Ona nasıl bir açıklama yapacağımı bile bilmiyordum.
Aleyna'da ayağa kalkarak yanımıza geldi. Böylece harika bir dörtlü oluşturmuş olduk. Bir yanımda eski sevgilim, bir yanımda yeni sevgilim ve karşımda hiçte dost canlısı görünmeyen kuzenim. Ne harika ama...
"Ah, demek yeni sevgilin! Bizi tanıştırmak için zahmet etme kuzen..." duraksayarak elini Mert'e uzattı. "Ben Aleyna."
Mert tereddüt ederek bana baksa da henüz heykel halimi atlatamamıştım. Elleri gereğinden uzun süre birlikte kalınca Mert kibarca elini kurtararak o korktuğum hamleyi yaptı; Arda'ya döndü.

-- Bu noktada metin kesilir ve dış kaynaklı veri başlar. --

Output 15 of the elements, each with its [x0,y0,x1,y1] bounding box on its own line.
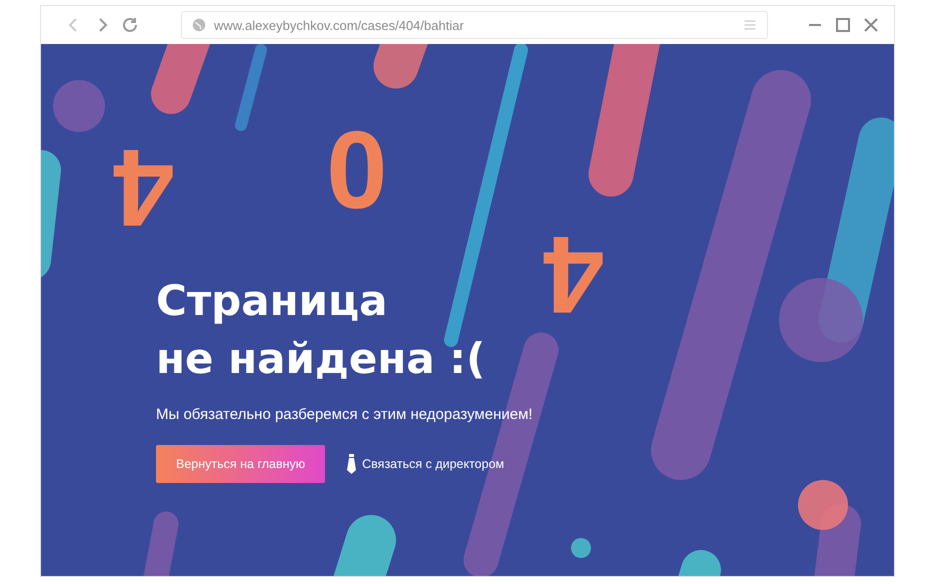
maximize-icon[interactable] [834,16,852,34]
digit-text: 4 [113,132,174,242]
heading: не найдена :( [156,333,486,385]
subtitle: Мы обязательно разберемся с этим недоразумением! [156,406,533,423]
address-bar[interactable]: www.alexeybychkov.com/cases/404/bahtiar [181,11,768,39]
digit-text: 4 [543,219,604,329]
menu-icon[interactable] [743,18,757,32]
heading: Страница [156,275,388,327]
reload-icon[interactable] [121,16,139,34]
home-button[interactable]: Вернуться на главную [156,445,326,483]
tie-icon [347,454,356,474]
close-icon[interactable] [862,16,880,34]
url-text: www.alexeybychkov.com/cases/404/bahtiar [214,18,465,32]
digit-text: 0 [326,114,388,224]
contact-link[interactable]: Связаться с директором [347,454,504,474]
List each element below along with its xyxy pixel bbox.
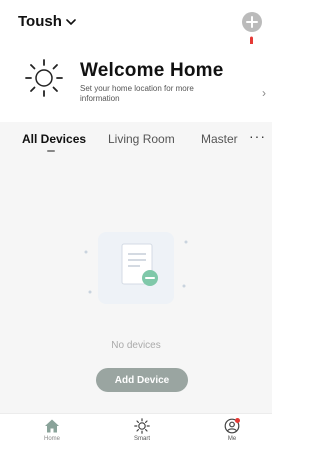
empty-devices-illustration: [84, 232, 188, 304]
home-icon: [45, 419, 59, 433]
nav-label-me: Me: [227, 436, 237, 442]
nav-item-smart[interactable]: Smart: [122, 418, 162, 442]
add-device-button[interactable]: Add Device: [96, 368, 188, 392]
notification-badge: [235, 418, 240, 423]
add-button[interactable]: [242, 12, 262, 32]
tab-living-room[interactable]: Living Room: [108, 132, 175, 146]
welcome-title: Welcome Home: [80, 60, 224, 81]
room-tabs: All Devices Living Room Master ···: [0, 122, 272, 158]
tab-all-devices[interactable]: All Devices: [22, 132, 86, 146]
home-name: Toush: [18, 13, 62, 30]
empty-state-message: No devices: [111, 340, 161, 351]
home-switcher[interactable]: Toush: [18, 13, 76, 30]
tab-master[interactable]: Master: [201, 132, 238, 146]
tab-indicator: [47, 150, 55, 152]
top-bar: Toush: [0, 0, 272, 66]
bottom-nav: Home Smart Me: [0, 413, 272, 456]
sun-icon: [134, 418, 150, 434]
welcome-card[interactable]: Welcome Home Set your home location for …: [0, 44, 272, 122]
app-screen: Toush Welcome Home Set your home locatio…: [0, 0, 272, 456]
sun-icon: [25, 59, 63, 97]
more-tabs-button[interactable]: ···: [249, 128, 266, 144]
chevron-down-icon: [66, 18, 76, 25]
plus-circle-icon: [246, 16, 258, 28]
welcome-subtitle: Set your home location for more informat…: [80, 84, 194, 103]
nav-label-home: Home: [43, 436, 60, 442]
chevron-right-icon: ›: [262, 86, 266, 100]
nav-label-smart: Smart: [133, 436, 150, 442]
nav-item-home[interactable]: Home: [32, 418, 72, 442]
nav-item-me[interactable]: Me: [212, 418, 252, 442]
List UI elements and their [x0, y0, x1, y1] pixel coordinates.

Panik bir anda tüm bedenimi ele geçiriverdi. Arda'nın şuan Mert'i burada öldüresiye dövmesi için hiçbir engeli yoktu ellimdeki tepsiyi kafasına geçirerek Mert'e süre kazandırmam ise imkânsız gibi duruyordu.

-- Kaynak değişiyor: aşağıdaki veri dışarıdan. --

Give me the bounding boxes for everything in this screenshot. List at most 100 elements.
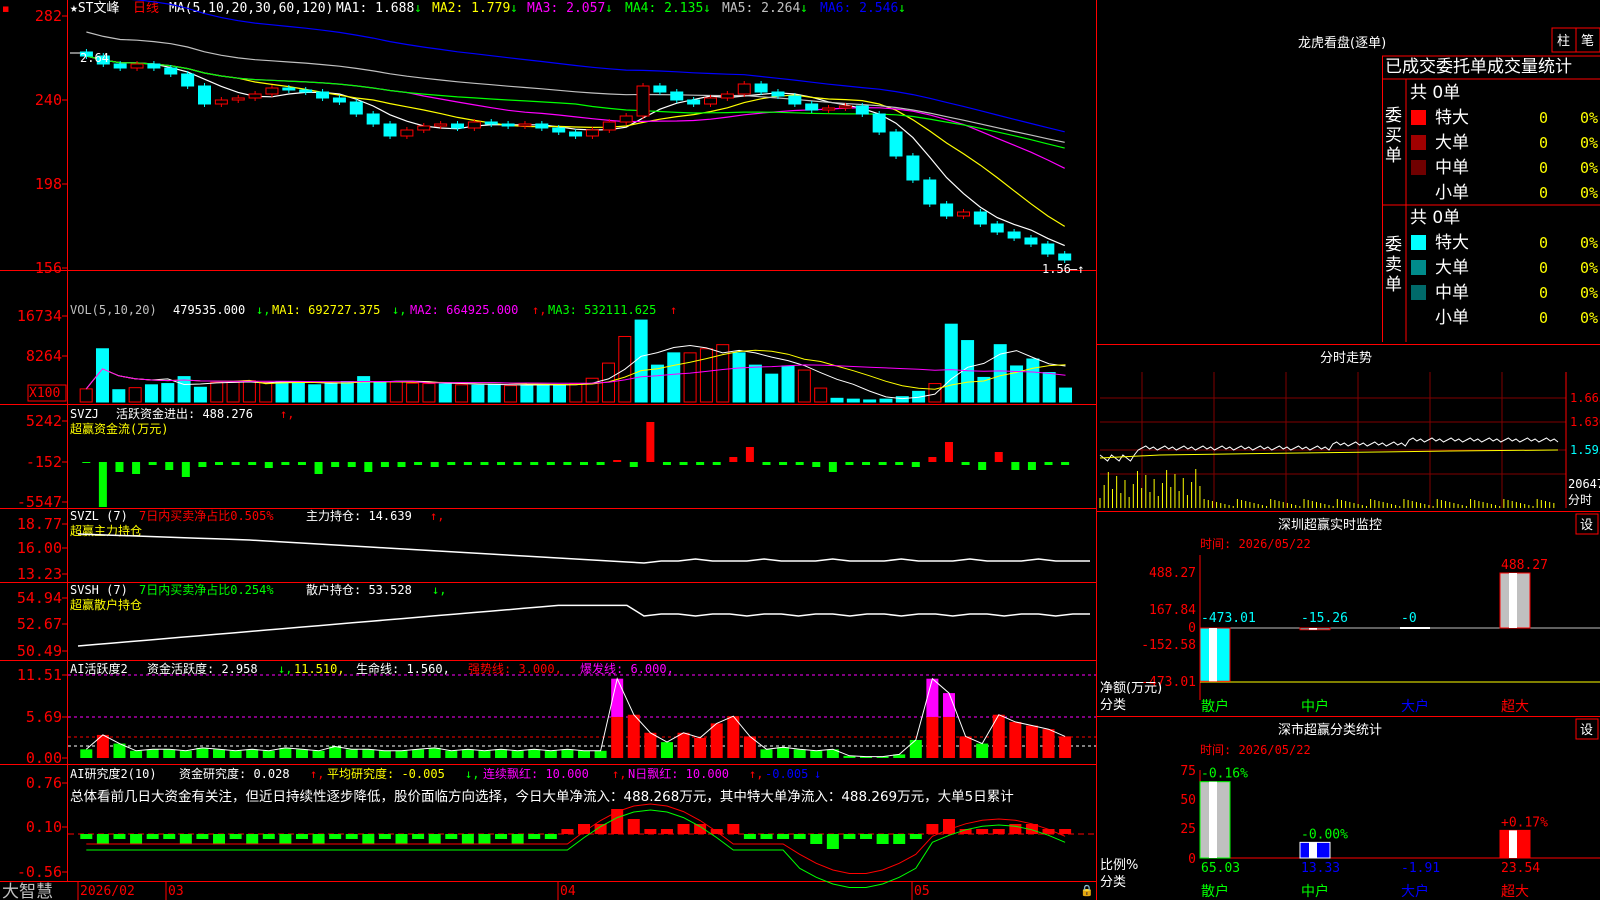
ai2-bar	[942, 819, 955, 834]
intraday-chart[interactable]: 1.665 1.630 1.595 20647 分时	[1099, 372, 1600, 508]
ai2-bar	[627, 819, 640, 834]
stock-name: ★ST文峰	[70, 1, 119, 16]
candle-body	[467, 121, 481, 129]
ai1-bar	[561, 749, 574, 758]
svzj-bar	[712, 462, 721, 465]
buy-title: 委买单	[1385, 106, 1402, 166]
ma-arrow-6: ↓	[898, 1, 906, 16]
candle-body	[872, 113, 886, 133]
svzj-bar	[380, 462, 389, 467]
ai2-bar	[644, 829, 657, 834]
ma-line-3	[86, 55, 1065, 169]
ai1-y-axis: 11.51 5.69 0.00	[17, 666, 67, 767]
candle-body	[1058, 253, 1072, 261]
cls-settings-label: 设	[1580, 723, 1593, 738]
ai2-bar	[262, 834, 275, 839]
ai1-bar	[528, 749, 541, 758]
ai1-strong-line: 强势线: 3.000,	[468, 662, 562, 676]
right.buy_rows-pct-3: 0%	[1580, 184, 1598, 202]
menu-icon[interactable]: ▪	[2, 2, 9, 15]
candle-body	[366, 113, 380, 125]
candlesticks[interactable]	[79, 49, 1072, 263]
svzl-name: SVZL (7)	[70, 509, 128, 523]
volume-bar	[634, 319, 648, 403]
volume-bar	[895, 396, 909, 403]
low-arrow-icon: —↑	[1070, 262, 1084, 276]
ai1-bar	[627, 714, 640, 758]
ai1-bar	[710, 723, 723, 758]
svzj-label: 活跃资金进出: 488.276	[116, 406, 253, 421]
right.buy_rows-count-0: 0	[1539, 109, 1548, 127]
candle-body	[737, 83, 751, 95]
period-label[interactable]: 日线	[133, 1, 159, 16]
svzj-tick-2: -5547	[17, 493, 62, 511]
intraday-price-0: 1.665	[1570, 391, 1600, 405]
volume-bar	[471, 384, 485, 403]
svzl-tick-2: 13.23	[17, 565, 62, 583]
svzl-holding: 主力持仓: 14.639	[306, 508, 412, 523]
candle-body	[451, 123, 464, 129]
chart-canvas[interactable]: ▪ ★ST文峰 日线 MA(5,10,20,30,60,120) MA1: 1.…	[0, 0, 1600, 900]
candle-body	[602, 121, 616, 131]
volume-bar	[781, 365, 795, 403]
ai2-bar	[893, 834, 906, 844]
volume-bar	[944, 323, 958, 403]
volume-bar	[650, 364, 664, 403]
ai1-bar	[262, 750, 275, 758]
svzj-bar	[480, 462, 489, 465]
ai2-tick-0: 0.76	[26, 774, 62, 792]
svzj-bar	[98, 462, 107, 507]
ma-line-2	[86, 55, 1066, 227]
intraday-vol-label: 20647	[1568, 477, 1600, 491]
candle-body	[332, 97, 346, 103]
ai1-bar	[909, 739, 922, 758]
cls-cat-2: 大户	[1401, 883, 1429, 900]
svzj-bar	[82, 462, 91, 463]
svzl-line	[77, 533, 1090, 564]
x-axis: 大智慧 2026/02 03 04 05 🔒	[2, 882, 1094, 900]
ai1-bar	[1009, 721, 1022, 758]
right.buy_rows-pct-1: 0%	[1580, 134, 1598, 152]
ma-arrow-2: ↓	[510, 1, 518, 16]
candle-body	[147, 63, 161, 69]
ai1-bar	[163, 749, 176, 758]
right-panel[interactable]: 龙虎看盘(逐单) 柱 笔 已成交委托单成交量统计 委买单 委卖单 共 0单 共 …	[1096, 27, 1600, 900]
cls-xlabel: 分类	[1100, 875, 1126, 890]
svzj-bar	[1044, 462, 1053, 465]
ai2-bar	[345, 834, 358, 839]
sz-monitor-title: 深圳超赢实时监控	[1278, 517, 1382, 533]
svzl-panel[interactable]: SVZL (7) 7日内买卖净占比0.505% 主力持仓: 14.639 ↑, …	[17, 508, 1090, 583]
svzj-bar	[580, 462, 588, 465]
svzj-panel[interactable]: SVZJ 活跃资金进出: 488.276 ↑, 超赢资金流(万元) 5242 -1…	[17, 406, 1070, 511]
volume-bar	[487, 383, 501, 403]
sz-tick-1: 167.84	[1149, 603, 1196, 618]
svzj-bar	[132, 462, 141, 474]
sz-bar-label-1: -15.26	[1301, 611, 1348, 626]
volume-bar	[422, 383, 436, 403]
ai2-average-line	[86, 809, 1066, 888]
cls-bar-highlight-0	[1209, 781, 1217, 858]
volume-panel[interactable]: VOL(5,10,20) 479535.000 ↓, MA1: 692727.3…	[17, 303, 1073, 403]
ai1-bar	[362, 749, 375, 758]
volume-bar	[830, 397, 844, 403]
right.sell_rows-name-2: 中单	[1435, 283, 1469, 303]
ai1-bar	[810, 750, 823, 758]
ai-activity-panel[interactable]: AI活跃度2 资金活跃度: 2.958 ↓, 11.510, 生命线: 1.56…	[17, 661, 1096, 767]
price-panel[interactable]: ▪ ★ST文峰 日线 MA(5,10,20,30,60,120) MA1: 1.…	[2, 0, 1084, 277]
svzj-bar	[414, 462, 423, 465]
ai2-bar	[876, 834, 889, 844]
volume-bar	[389, 381, 403, 403]
right.buy_rows-count-3: 0	[1539, 184, 1548, 202]
volume-bar	[161, 383, 175, 403]
svsh-y-axis: 54.94 52.67 50.49	[17, 589, 67, 660]
ai-research-panel[interactable]: AI研究度2(10) 资金研究度: 0.028 ↑, 平均研究度: -0.005…	[17, 766, 1096, 888]
ma-line-5	[86, 31, 1065, 143]
svzj-bar	[347, 462, 356, 467]
svsh-panel[interactable]: SVSH (7) 7日内买卖净占比0.254% 散户持仓: 53.528 ↓, …	[17, 582, 1090, 660]
ma-value-1: MA1: 1.688	[336, 1, 414, 16]
right.buy_rows-pct-2: 0%	[1580, 159, 1598, 177]
vol-tick-1: 8264	[26, 347, 62, 365]
lock-icon[interactable]: 🔒	[1080, 884, 1094, 897]
volume-bar	[193, 386, 207, 403]
svzj-tick-1: -152	[26, 453, 62, 471]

Arda'nın elini dostça Mert'e uzatmasıyla tökezledim "Ve bende Arda Başaran-"
"Kuzenim!" Dedim çabucak. "oda kuzenim! Bizi ziyarete gelmişler, ne kadar da tatlı..."
Üçü de aşırıya kaçan sevinç gösterime şaşkınlıkla bakarken gülümsemeye çalıştım. Ne diyebilirdim? Evet, Arda Başaran... Hani şu beni terk edip giden ve hayata küsmemi sağlayan sevgilim. Pardon, eski sevgilim.

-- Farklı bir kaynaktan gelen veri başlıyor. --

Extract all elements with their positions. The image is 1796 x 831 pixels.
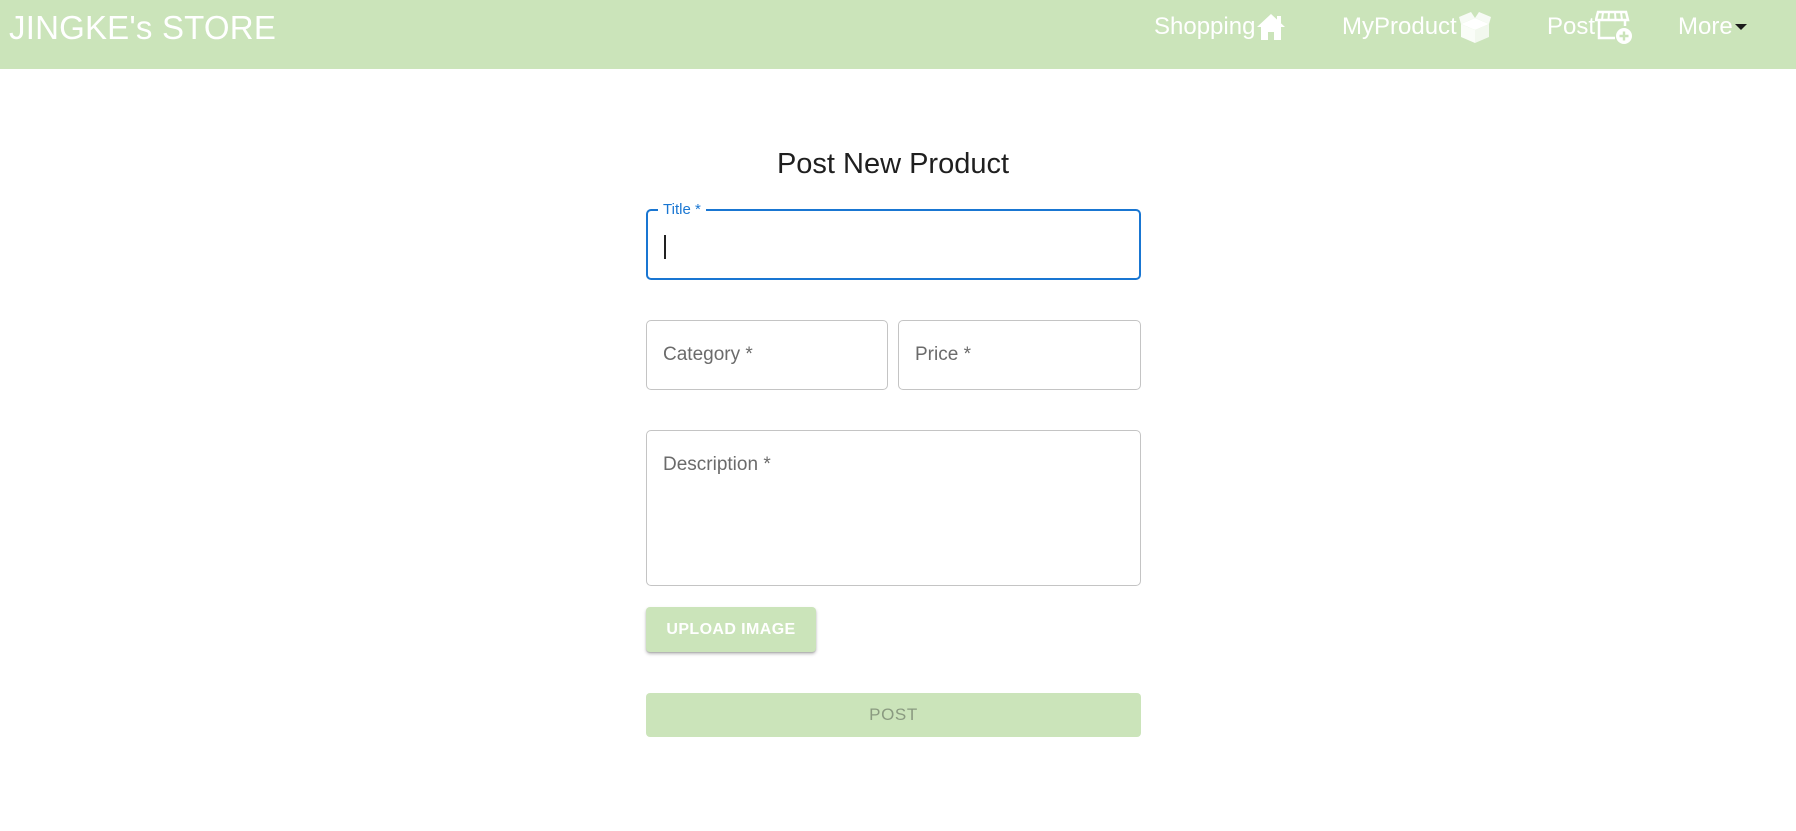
text-cursor — [664, 235, 666, 259]
category-label: Category * — [663, 344, 753, 365]
price-field[interactable]: Price * — [898, 320, 1141, 390]
storefront-add-icon — [1595, 9, 1633, 45]
description-field[interactable]: Description * — [646, 430, 1141, 586]
box-icon — [1457, 10, 1493, 44]
nav-post-label: Post — [1547, 13, 1596, 40]
description-label: Description * — [663, 454, 771, 475]
nav-shopping-label: Shopping — [1154, 13, 1256, 40]
home-icon — [1255, 12, 1287, 42]
price-label: Price * — [915, 344, 971, 365]
nav-myproduct-label: MyProduct — [1342, 13, 1457, 40]
store-brand[interactable]: JINGKE's STORE — [9, 10, 276, 46]
nav-myproduct[interactable]: MyProduct — [1342, 10, 1493, 44]
caret-down-icon — [1733, 21, 1749, 33]
title-label: Title * — [658, 201, 706, 218]
upload-image-button[interactable]: UPLOAD IMAGE — [646, 607, 816, 652]
title-field[interactable]: Title * — [646, 201, 1141, 280]
category-field[interactable]: Category * — [646, 320, 888, 390]
page-title: Post New Product — [776, 148, 1010, 180]
nav-more-dropdown[interactable]: More — [1678, 10, 1749, 44]
post-button[interactable]: POST — [646, 693, 1141, 737]
nav-more-label: More — [1678, 13, 1733, 40]
top-navbar: JINGKE's STORE Shopping MyProduct Post M… — [0, 0, 1796, 69]
nav-shopping[interactable]: Shopping — [1154, 10, 1287, 44]
nav-post[interactable]: Post — [1547, 10, 1633, 44]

Arda'dan karşı bir hamle beklemiyordum, tehdit dolu bakışlarıma karşı koyamazdı. Ama Aleyna tabii ki boş durmadı. "Eee-"
"Hadi siz artık gidin." Dedim sırıtmaya devam ederek.
Aleyna etrafımızda dolanarak sandalyeye oturdu. "Bir frambuazlı pasta yemeden şuradan şuraya gitmem."
'Seni deşerim' bakışlarımla ilerledim ve sandalyesinin arkasına ellerimi koyarak kulağına eğildim. "Bu sürtük ifadeni çok iyi tanıdığımı biliyorsun, bana işlemeyeceğini de biliyorsun. Peki, neden hala buradasın?"
Aleyna öne eğilerek benden kurtuldu. Arda'da karşısına oturunca hiç etkilenmemiş gibi omuz silkti. "Ee sen garson değil misin? Aleyna pasta istedi."
Arda'nın aşağılayıcı sözlerine karşılık masanın üzerinden üzerine atlamamak için savaş vermem gerekti.
"Hemen getiriyorum." dedi Mert.
Sevgilimin eski sevgilime hizmet etmesi şu hayatta isteyeceğim en son şeyler arasındaydı herhalde. Hatta bu en son isteyeceğim şeyler arasına bile girmezdi. "Hayır!" dememle Mert duraksadı. Eğer ben gidip getirirsem bu kez de o Arda'yla baş başa kalacaktı.
Gülümsedim. "Hadi birlikte gidelim."
Arda rahatça eski yerine oturarak bir ayağını diğer dizine attı "Bende viski alabilirim."
Elbette böyle bir yerde içki satılmayacağını bilecek kadar zekiydi, bilerek yapıyordu beyefendi. "İçki servisimiz yok."
Sesim o kadar düz, o kadar kaba çıkmıştı ki Mert bir an dik dik bana baktı. İfadesiyle toparlanarak şeker kız halime büründüm. "Seni şakacı şey. İşte Arda böyledir, ailenin akıllanmak bilmeyen yaramaz çocuğu."